Note, too, that the above discussion ignores the effect that lower (or no) taxes would have on economic activity. Note, too, that I am not asking about the socio-political consequences of this, just the direct impact on our ability to produce goods and services that we desire.

3 Responses to “Thought Experiment”

  1. Harry says:

    Interesting question.

    If all taxes were abolished tomorrow, we’d find everything suddenly cheaper, although retired people would feel it less than employed people who are presently burdened with FWT, FICA, FUTA, state taxes, state unemployment taxes, and local income taxes, all of which are burdensome. We would all have to wait on school property taxes, since we just paid those.

    I doubt we would adapt to this situation smoothly. Every time the government changes the rules of the game we get anything from delayed chaos to instant chaos. Note the parallel between congress being in session and volatility in our markets. OK, to be fair, let’s include all influential progressives, including Jim Baker in 1977 and Hank Paulsen in 2008, and George Bush/Nancy Pelosi in 2008, and Nixon abolishing Bretton Woods and imposing the 55 MPH speed limit.

    Even when somebody influential suggests a change in taxes, particularly tax increases, it forces everyone with a stake to go back and recalculate what it might mean to them, and the exercise is the same as handicapping a horse. One of the reasons why Philadelphia is not a thriving business mecca is that one has to factor in the effect of John Street getting up on the wrong side of the bed on a given morning. Has he taken his meds?

    Abolishing all taxes would be a shock, but it would lead to true “zero-based budgeting” where every stupid governmental department, like the Montgomery County (PA) Health Department, might meet a stillborn birth.
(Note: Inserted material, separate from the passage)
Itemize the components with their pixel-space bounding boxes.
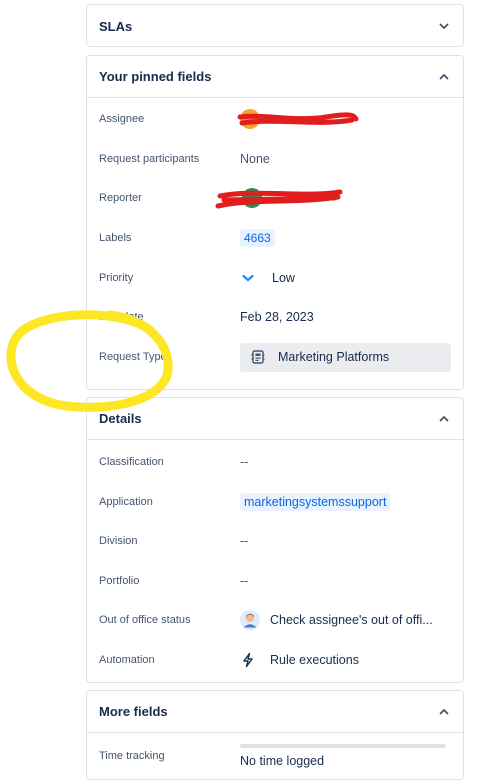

    Meanwhile, Wintercow, I would not be worried about some nerd at the BLS getting your job on merit. You would lose your job, of course, but it would be for heresy. Paul Krugman will carry the torch that will light the pyre.

  2. Harry says:

    I meant Jim Baker in 1987, when he suggested that the mark should be stronger against the dollar. Or did he say that real chili doesn’t have beans? Back then the herd was watching the current account deficit.

  3. azmyth says:

    Ultimately, how you answer this says whether you are a Keynesian or not. I don’t think you’re going to convince anyone by this thought experiment, because I think Keynesians would just say “output would collapse”, “the multiplier would get smaller”, and all the other stuff they’ve been saying for 70 years. I wouldn’t want government spending to go to 0, but a 90% reduction would probably do the economy some good. Phasing out the government slowly would be better as well to allow time for the private sector to absorb the excess workers.